While the Houthis have agreed to the UN taking control of Hodeidah port, they have so far refused to withdraw from surrounding towns as requested by the UAE and the coalition.

The talks have not been without controversy among interested parties.

Yesterday, a UN document describing a Houthi leader as the “leader of the revolution” caused uproar among some Yemenis. One social media user accused the UN of being “more Houthi than the Houthis themselves”.

Cinzia Bianco, an analyst for Gulf State Analytics, said Mr Griffiths had differed markedly from his predecessors in trying to broker a solution to the war, which broke out in 2015.

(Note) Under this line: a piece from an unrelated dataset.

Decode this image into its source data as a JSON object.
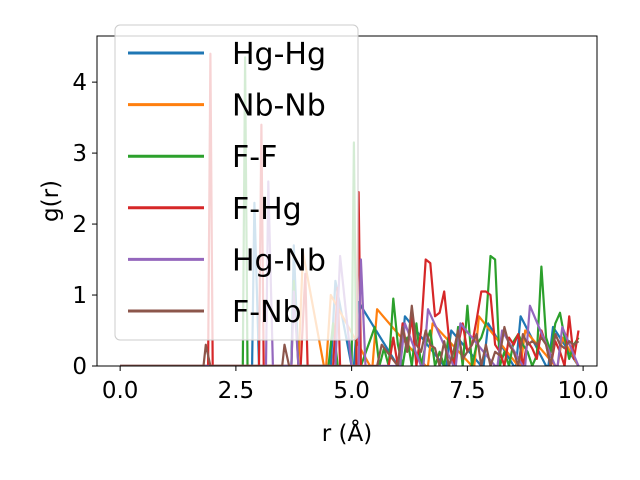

“Rather than tackling comprehensively a resolution to the conflict, he appears to be more focused on specific issues,” Ms Bianco said.

“Lately, he has been devoting most of his efforts to bringing the Hodeidah campaign to an end.”

A more complex item on the agenda will be the release of prisoners on both sides.

“They have been trying to reach a deal since the first talks in Geneva and in the second talks in Kuwait to release thousands of prisoners captured on the battlefields and others who were politically arrested but didn’t participate in the fighting,” Mr Al Hood said.

Some of the captives are top Yemeni officials, including Minister of Defence Brig Mahmood Al Sobaihi, Naser Mansur Hadi – the brother of President Abdrabu Mansur Hadi – and brigade commander Maj Gen Faisal Rajab.

A successful outcome on September 6 could set in motion a series of trust-building measures and create potential for successful peace talks later this year.

In addition to the government and the Houthis, Yemen’s Southern Transitional Council has said it wants to send a delegation of five senior members to the Geneva talks.

Despite talks of reconciliation, clashes between the Iran-supported Houthis and Yemen’s coalition-backed forces continue.

On Wednesday rebels reportedly fired a ballistic missile at Saudi Arabia's Najran region near the border between the two countries.

The Badr-1 missile targeted "a new military camp," it said, without indicating when the missile was launched.

Saudi Arabia's military said on Tuesday its air defences intercepted a missile fired towards the city of Najran. "There were no casualties," said the spokesman of the Saudi-led coalition fighting the Houthis, Colonel Turki Al Malki.